Notice how nobody has done this so far, when they could use another likley supects DNA, who would probbably be asked for a sample.

And of course that is not the only dna you could use, blood would be a good choice.

No it would be a terrible choice, unless you know the body wont be discovered for weeks etc as the blood would be more coagulated than it should be and certain flora and fauna would have died that shouldn't be dead. Not even getting into blood spatter patterns and how you'd replicate them.

forensics is pretty advanced as they have to determin what DA to record and what to ignor already.
 
How exactly would it do that?
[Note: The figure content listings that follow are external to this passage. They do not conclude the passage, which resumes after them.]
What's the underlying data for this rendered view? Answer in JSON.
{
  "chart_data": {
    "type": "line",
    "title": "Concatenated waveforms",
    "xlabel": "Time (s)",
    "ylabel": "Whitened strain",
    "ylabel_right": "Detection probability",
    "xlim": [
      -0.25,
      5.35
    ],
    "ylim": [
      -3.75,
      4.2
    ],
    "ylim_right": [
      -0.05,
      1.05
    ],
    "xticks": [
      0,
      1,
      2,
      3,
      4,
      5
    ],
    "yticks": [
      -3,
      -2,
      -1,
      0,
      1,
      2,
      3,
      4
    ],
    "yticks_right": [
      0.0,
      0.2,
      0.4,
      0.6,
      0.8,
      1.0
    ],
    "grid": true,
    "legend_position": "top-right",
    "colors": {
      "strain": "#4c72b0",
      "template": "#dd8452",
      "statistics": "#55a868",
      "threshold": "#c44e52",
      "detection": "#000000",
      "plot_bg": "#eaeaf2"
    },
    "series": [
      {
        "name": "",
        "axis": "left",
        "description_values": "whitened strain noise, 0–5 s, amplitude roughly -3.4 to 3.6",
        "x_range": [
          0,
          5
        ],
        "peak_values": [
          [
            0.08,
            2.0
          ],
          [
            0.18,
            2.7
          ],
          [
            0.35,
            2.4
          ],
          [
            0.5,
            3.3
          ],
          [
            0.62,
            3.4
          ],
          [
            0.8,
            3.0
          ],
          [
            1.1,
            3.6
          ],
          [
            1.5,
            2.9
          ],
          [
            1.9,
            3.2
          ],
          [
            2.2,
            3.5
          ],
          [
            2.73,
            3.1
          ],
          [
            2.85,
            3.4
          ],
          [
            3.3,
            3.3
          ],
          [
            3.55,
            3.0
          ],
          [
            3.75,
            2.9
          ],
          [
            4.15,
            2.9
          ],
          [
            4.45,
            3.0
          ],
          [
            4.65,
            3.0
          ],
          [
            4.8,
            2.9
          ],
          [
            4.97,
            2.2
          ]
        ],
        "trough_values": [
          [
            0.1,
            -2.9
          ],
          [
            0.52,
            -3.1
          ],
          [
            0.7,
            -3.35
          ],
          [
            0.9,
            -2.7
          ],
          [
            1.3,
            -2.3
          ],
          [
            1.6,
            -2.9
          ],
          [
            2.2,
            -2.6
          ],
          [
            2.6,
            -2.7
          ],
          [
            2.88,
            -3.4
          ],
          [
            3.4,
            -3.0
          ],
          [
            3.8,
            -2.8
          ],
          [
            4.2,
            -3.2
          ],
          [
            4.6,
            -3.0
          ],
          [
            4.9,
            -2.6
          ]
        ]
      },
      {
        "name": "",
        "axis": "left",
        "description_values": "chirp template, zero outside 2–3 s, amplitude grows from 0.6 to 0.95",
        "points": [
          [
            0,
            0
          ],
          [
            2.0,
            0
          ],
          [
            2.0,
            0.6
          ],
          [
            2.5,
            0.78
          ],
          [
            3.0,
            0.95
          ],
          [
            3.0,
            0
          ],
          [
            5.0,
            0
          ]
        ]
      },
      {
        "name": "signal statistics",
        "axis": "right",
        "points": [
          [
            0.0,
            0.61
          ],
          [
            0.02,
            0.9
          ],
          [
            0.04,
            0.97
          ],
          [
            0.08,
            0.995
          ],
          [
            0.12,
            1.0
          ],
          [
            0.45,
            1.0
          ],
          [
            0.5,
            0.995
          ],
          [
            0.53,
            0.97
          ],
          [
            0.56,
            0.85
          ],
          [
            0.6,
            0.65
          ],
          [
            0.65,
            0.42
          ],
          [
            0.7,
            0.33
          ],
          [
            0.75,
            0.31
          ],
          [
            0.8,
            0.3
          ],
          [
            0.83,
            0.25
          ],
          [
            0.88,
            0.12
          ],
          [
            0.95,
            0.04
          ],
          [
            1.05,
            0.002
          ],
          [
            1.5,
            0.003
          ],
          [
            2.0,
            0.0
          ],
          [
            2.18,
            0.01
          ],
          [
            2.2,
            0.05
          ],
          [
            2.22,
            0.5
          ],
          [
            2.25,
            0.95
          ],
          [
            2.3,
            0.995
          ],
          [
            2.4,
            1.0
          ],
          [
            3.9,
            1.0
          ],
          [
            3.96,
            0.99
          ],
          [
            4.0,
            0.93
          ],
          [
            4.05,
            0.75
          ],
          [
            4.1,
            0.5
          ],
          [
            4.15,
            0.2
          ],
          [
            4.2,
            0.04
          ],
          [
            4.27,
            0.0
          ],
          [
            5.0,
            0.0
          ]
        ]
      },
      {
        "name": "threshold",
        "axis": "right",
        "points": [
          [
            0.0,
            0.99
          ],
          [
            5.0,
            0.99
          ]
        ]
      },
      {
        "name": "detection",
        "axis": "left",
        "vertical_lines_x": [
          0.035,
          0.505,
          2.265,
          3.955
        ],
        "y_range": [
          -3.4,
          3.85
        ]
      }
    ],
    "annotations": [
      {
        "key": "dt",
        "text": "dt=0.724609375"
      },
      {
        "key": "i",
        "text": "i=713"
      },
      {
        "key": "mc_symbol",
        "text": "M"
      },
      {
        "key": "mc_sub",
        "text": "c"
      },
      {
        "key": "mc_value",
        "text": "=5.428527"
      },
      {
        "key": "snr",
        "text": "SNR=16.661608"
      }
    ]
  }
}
Absence of evidence doesn't mean evidence of absence and all that?

Proof you where somewhere else at the time?

backing up an alibi etc etc.

**** reason but certainly valid for such a pointless question.
 
Right up 'till the point where they arrest you because of an error on the system saying it was your DNA at the scene.

Except they wouldn't arrest you, they would ask you to come in for questioning/provide your whereabouts at the time of the crime, at the very worst ask you to produce a DNA sample which would absolve you completely (actually they may just do that first)
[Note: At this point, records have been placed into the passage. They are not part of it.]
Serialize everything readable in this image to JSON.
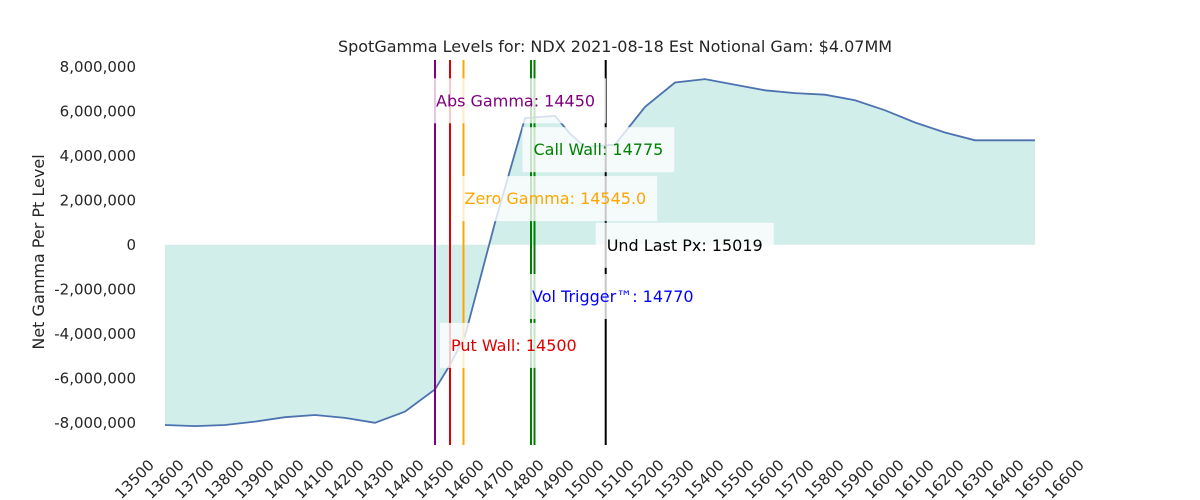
{
  "chart_data": {
    "type": "line",
    "title": "SpotGamma Levels for: NDX  2021-08-18 Est Notional Gam: $4.07MM",
    "xlabel": "",
    "ylabel": "Net Gamma Per Pt Level",
    "xlim": [
      13500,
      16600
    ],
    "ylim": [
      -9000000,
      8400000
    ],
    "x_ticks": [
      13500,
      13600,
      13700,
      13800,
      13900,
      14000,
      14100,
      14200,
      14300,
      14400,
      14500,
      14600,
      14700,
      14800,
      14900,
      15000,
      15100,
      15200,
      15300,
      15400,
      15500,
      15600,
      15700,
      15800,
      15900,
      16000,
      16100,
      16200,
      16300,
      16400,
      16500,
      16600
    ],
    "y_ticks": [
      -8000000,
      -6000000,
      -4000000,
      -2000000,
      0,
      2000000,
      4000000,
      6000000,
      8000000
    ],
    "y_tick_labels": [
      "-8,000,000",
      "-6,000,000",
      "-4,000,000",
      "-2,000,000",
      "0",
      "2,000,000",
      "4,000,000",
      "6,000,000",
      "8,000,000"
    ],
    "grid": false,
    "series": [
      {
        "color": "#4c72b0",
        "fill_color": "#d2eeea",
        "x": [
          13550,
          13650,
          13750,
          13850,
          13950,
          14050,
          14150,
          14250,
          14350,
          14450,
          14500,
          14550,
          14650,
          14750,
          14850,
          14900,
          14950,
          15050,
          15150,
          15250,
          15350,
          15450,
          15550,
          15650,
          15750,
          15850,
          15950,
          16050,
          16150,
          16250,
          16350,
          16450
        ],
        "y": [
          -8100000,
          -8150000,
          -8100000,
          -7950000,
          -7750000,
          -7650000,
          -7780000,
          -8000000,
          -7500000,
          -6500000,
          -5400000,
          -4100000,
          1000000,
          5700000,
          5800000,
          5000000,
          4400000,
          4500000,
          6200000,
          7300000,
          7450000,
          7200000,
          6950000,
          6820000,
          6750000,
          6500000,
          6050000,
          5500000,
          5050000,
          4700000,
          4700000,
          4700000
        ]
      }
    ],
    "levels": [
      {
        "name": "Abs Gamma",
        "label": "Abs Gamma: 14450",
        "x": 14450,
        "color": "#800080",
        "label_y": 6500000
      },
      {
        "name": "Put Wall",
        "label": "Put Wall: 14500",
        "x": 14500,
        "color": "#e00000",
        "label_y": -4500000
      },
      {
        "name": "Zero Gamma",
        "label": "Zero Gamma: 14545.0",
        "x": 14545,
        "color": "#ffa500",
        "label_y": 2100000
      },
      {
        "name": "Vol Trigger",
        "label": "Vol Trigger™: 14770",
        "x": 14770,
        "color": "#0000ff",
        "label_y": -2300000
      },
      {
        "name": "Call Wall",
        "label": "Call Wall: 14775",
        "x": 14775,
        "color": "#008000",
        "label_y": 4300000
      },
      {
        "name": "Und Last Px",
        "label": "Und Last Px: 15019",
        "x": 15019,
        "color": "#000000",
        "label_y": 0
      }
    ]
  }
}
So at most say a day of your time?
 
Do you think it would stay like that if it was rolled out as a national database with everyone on it?



It's already a national database. Now you've got to change the data fields to add information for a DB which already has millions of records. FAR harder than just making it bigger (I don't actually know what the theoretical limit on sample numbers is) surely?


M
 
It's already a national database. Now you've got to change the data fields to add information for a DB which already has millions of records. FAR harder than just making it bigger (I don't actually know what the theoretical limit on sample numbers is) surely?


M

The data conversion would be a bit of a pita to be honest, it would be easier to just add more records. But if you were to go for a full database of all UK citizens then it would make more sense to have all the details in one place rather than having to cross link to the various forces etc. Especially as you would need somebody other than the police to actually gather the samples.

To be honest the data privacy issues are relatively minor compared to the more serious moral change, I really do feel uncomfortable moving towards a situation where records are kept "just in case" someone commits a crime.